Neverthless, Reza Akbari, a program manager at the Institute for War and Peace Reporting, says hard-liners within the Iranian establishment are trying to put the blame on the United States.

“Hard-line pundits on state TV are attempting to spin the incident as a cost of war -- a minor price to pay for ensuring the security of the country’s borders.

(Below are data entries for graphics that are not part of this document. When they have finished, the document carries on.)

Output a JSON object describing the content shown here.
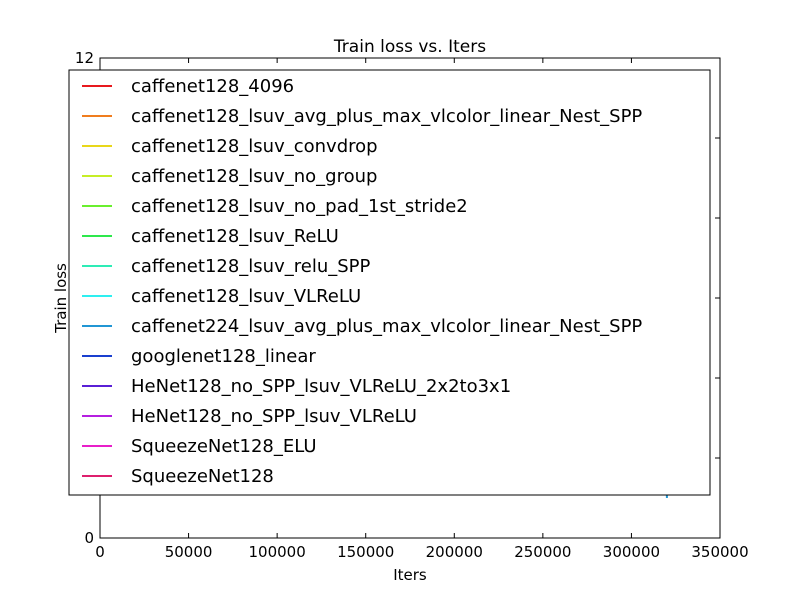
{
  "chart_data": {
    "type": "line",
    "title": "Train loss  vs. Iters",
    "xlabel": "Iters",
    "ylabel": "Train loss",
    "xlim": [
      0,
      350000
    ],
    "ylim": [
      0,
      12
    ],
    "x_ticks": [
      {
        "value": 0,
        "label": "0"
      },
      {
        "value": 50000,
        "label": "50000"
      },
      {
        "value": 100000,
        "label": "100000"
      },
      {
        "value": 150000,
        "label": "150000"
      },
      {
        "value": 200000,
        "label": "200000"
      },
      {
        "value": 250000,
        "label": "250000"
      },
      {
        "value": 300000,
        "label": "300000"
      },
      {
        "value": 350000,
        "label": "350000"
      }
    ],
    "y_ticks": [
      {
        "value": 0,
        "label": "0"
      },
      {
        "value": 2,
        "label": ""
      },
      {
        "value": 4,
        "label": ""
      },
      {
        "value": 6,
        "label": ""
      },
      {
        "value": 8,
        "label": ""
      },
      {
        "value": 10,
        "label": ""
      },
      {
        "value": 12,
        "label": "12"
      }
    ],
    "grid": false,
    "legend_position": "top",
    "series": [
      {
        "name": "caffenet128_4096",
        "color": "#e8191e",
        "points": []
      },
      {
        "name": "caffenet128_lsuv_avg_plus_max_vlcolor_linear_Nest_SPP",
        "color": "#f07d1e",
        "points": []
      },
      {
        "name": "caffenet128_lsuv_convdrop",
        "color": "#e8d71a",
        "points": []
      },
      {
        "name": "caffenet128_lsuv_no_group",
        "color": "#c6ee26",
        "points": []
      },
      {
        "name": "caffenet128_lsuv_no_pad_1st_stride2",
        "color": "#6aef2e",
        "points": []
      },
      {
        "name": "caffenet128_lsuv_ReLU",
        "color": "#2ee84c",
        "points": []
      },
      {
        "name": "caffenet128_lsuv_relu_SPP",
        "color": "#2eecb6",
        "points": []
      },
      {
        "name": "caffenet128_lsuv_VLReLU",
        "color": "#2eeff0",
        "points": []
      },
      {
        "name": "caffenet224_lsuv_avg_plus_max_vlcolor_linear_Nest_SPP",
        "color": "#2196d4",
        "points": [
          [
            320000,
            1.0
          ],
          [
            320000,
            1.7
          ]
        ]
      },
      {
        "name": "googlenet128_linear",
        "color": "#1a3fcf",
        "points": []
      },
      {
        "name": "HeNet128_no_SPP_lsuv_VLReLU_2x2to3x1",
        "color": "#5a1fd6",
        "points": []
      },
      {
        "name": "HeNet128_no_SPP_lsuv_VLReLU",
        "color": "#b51fe0",
        "points": []
      },
      {
        "name": "SqueezeNet128_ELU",
        "color": "#e81fc9",
        "points": []
      },
      {
        "name": "SqueezeNet128",
        "color": "#de1f6e",
        "points": []
      }
    ]
  }
}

Regime insiders and IRGC officials started to shift the blame toward the U.S. by stating that the Trump administration started the cycle of escalation,” he said.

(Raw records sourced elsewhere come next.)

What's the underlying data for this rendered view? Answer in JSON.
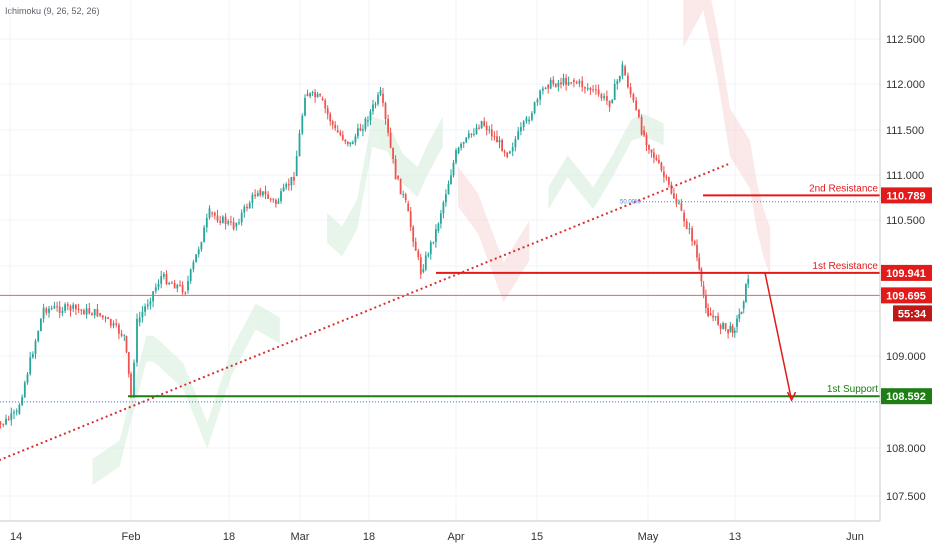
{
  "indicator_label": "Ichimoku (9, 26, 52, 26)",
  "colors": {
    "up_candle": "#26a69a",
    "down_candle": "#ef5350",
    "resistance": "#e21a1a",
    "support": "#1e7d14",
    "trendline": "#d93030",
    "price_line": "#e06666",
    "grid": "#f0f3fa",
    "axis_text": "#333333",
    "cloud_bull": "#d5ecd9",
    "cloud_bear": "#f8d7d7"
  },
  "chart_data": {
    "type": "candlestick",
    "x_ticks": [
      "14",
      "Feb",
      "18",
      "Mar",
      "18",
      "Apr",
      "15",
      "May",
      "13",
      "Jun"
    ],
    "y_ticks": [
      "107.500",
      "108.000",
      "108.500",
      "109.000",
      "109.500",
      "110.000",
      "110.500",
      "111.000",
      "111.500",
      "112.000",
      "112.500"
    ],
    "ylim": [
      107.2,
      112.9
    ],
    "levels": [
      {
        "name": "2nd Resistance",
        "value": 110.789,
        "label": "110.789",
        "type": "resistance"
      },
      {
        "name": "1st Resistance",
        "value": 109.941,
        "label": "109.941",
        "type": "resistance"
      },
      {
        "name": "",
        "value": 109.695,
        "label": "109.695",
        "type": "price"
      },
      {
        "name": "1st Support",
        "value": 108.592,
        "label": "108.592",
        "type": "support"
      }
    ],
    "countdown": "55:34",
    "fib_label": "50.00%",
    "fib_value": 110.72,
    "support_dotted_value": 108.53,
    "trendline": {
      "from": [
        "Jan 10",
        107.85
      ],
      "to": [
        "May 13",
        111.13
      ]
    },
    "arrow": {
      "from": [
        "May 17",
        109.95
      ],
      "to": [
        "May 21",
        108.55
      ]
    },
    "series": [
      {
        "name": "",
        "type": "close-anchors",
        "points": [
          [
            "Jan 10",
            108.2
          ],
          [
            "Jan 14",
            108.4
          ],
          [
            "Jan 18",
            109.55
          ],
          [
            "Jan 22",
            109.55
          ],
          [
            "Jan 26",
            109.5
          ],
          [
            "Jan 30",
            109.25
          ],
          [
            "Jan 31",
            108.6
          ],
          [
            "Feb 2",
            109.4
          ],
          [
            "Feb 6",
            109.9
          ],
          [
            "Feb 10",
            109.75
          ],
          [
            "Feb 14",
            110.6
          ],
          [
            "Feb 18",
            110.45
          ],
          [
            "Feb 22",
            110.85
          ],
          [
            "Feb 25",
            110.7
          ],
          [
            "Feb 28",
            111.0
          ],
          [
            "Mar 2",
            111.9
          ],
          [
            "Mar 5",
            111.85
          ],
          [
            "Mar 8",
            111.5
          ],
          [
            "Mar 11",
            111.35
          ],
          [
            "Mar 14",
            111.6
          ],
          [
            "Mar 17",
            111.9
          ],
          [
            "Mar 20",
            111.0
          ],
          [
            "Mar 22",
            110.7
          ],
          [
            "Mar 25",
            109.95
          ],
          [
            "Mar 28",
            110.4
          ],
          [
            "Apr 1",
            111.25
          ],
          [
            "Apr 5",
            111.6
          ],
          [
            "Apr 9",
            111.25
          ],
          [
            "Apr 12",
            111.6
          ],
          [
            "Apr 15",
            112.0
          ],
          [
            "Apr 19",
            112.05
          ],
          [
            "Apr 22",
            111.95
          ],
          [
            "Apr 25",
            111.8
          ],
          [
            "Apr 27",
            112.2
          ],
          [
            "Apr 30",
            111.5
          ],
          [
            "May 3",
            111.05
          ],
          [
            "May 6",
            110.6
          ],
          [
            "May 8",
            110.25
          ],
          [
            "May 9",
            109.8
          ],
          [
            "May 10",
            109.5
          ],
          [
            "May 13",
            109.3
          ],
          [
            "May 14",
            109.35
          ],
          [
            "May 15",
            109.55
          ],
          [
            "May 16",
            109.9
          ]
        ]
      }
    ]
  }
}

Speaking earlier this week, Iranian President Hassan Rohani promised an investigation into the “unforgivable error” while Judiciary spokesman Gholamhossein Esmaili said some have been arrested, without providing details.

The downing of Ukrainian Airlines Flight 752 by Iranian missiles killed all 176 people on board.

Akbari says in contrast with hard-liners, Rohani and his government have adopted a mea culpa approach, suggesting that Tehran’s attitude is different from the United States', which never formally apologized for the 1988 shoot-down.

"They have publicly apologized and believe their admission of guilt shows accountability and bravery," Akbari added.

Supreme Leader Ayatollah Ali Khamenei -- by contrast -- has called for national unity and defended the country's armed forces in the wake of angry protests over the tragic incident.

"The Iranian people love and want resistance to the world powers and no capitulation,” the 80-year-old leader said as he addressed Friday Prayers for the first time in eight years.

Khamenei accused Iran's enemies of using the plane crash to question the Islamic republic, the armed forces, including the elite Islamic Revolutionary Guards Corps (IRGC), which he said "maintained the security" of Iran.

The July 3, 1988, shoot-down of the Iran Air flight came during the waning days of the Iran-Iraq War and shocked the country, where painful images of the dead and their relatives mourning in agony were widely published in the media and are rebroadcast every year during commemorations.

The United States first denied any knowledge of the incident.

Later, the U.S. Navy said that the Iranian passenger plane -- an Airbus en route to Dubai from the Iranian port city of Bandar Abbas -- was incorrectly identified as an F-14 jet fighter and brought down with two surface-to-air missiles fired from the USS Vincennes, which had earlier exchanged fire with Iranian boats in the Persian Gulf.

The United States did express regret over the loss of life on the airliner while defending the judgment of USS Vincennes Captain William C. Rogers. The United States also blamed Tehran for allowing “a civilian aircraft loaded with passengers to proceed on a path over a warship engaged in battle.”

Captain Rogers was later awarded the Legion of Merit award, angering Iran and cementing Tehran’s belief that the attack was a warning that Washington was ready to openly side with Iraq in the devastating eight-year-long war.

“If it was a mistake, then why did you give him a medal? If it was a mistake, you should have punished him. Therefore, you are lying,” Iranian parliament speaker Ali Larijani said last year while marking the 31st anniversary of the tragedy.

A report by an international panel of aviation experts published several months after the 1988 tragedy concluded that a series of mistakes by the U.S. Navy had contributed to the shooting down of the Iranian aircraft.

The United States later paid the families of the victims tens of millions of dollars after Tehran filed a complaint with the International Court of Justice.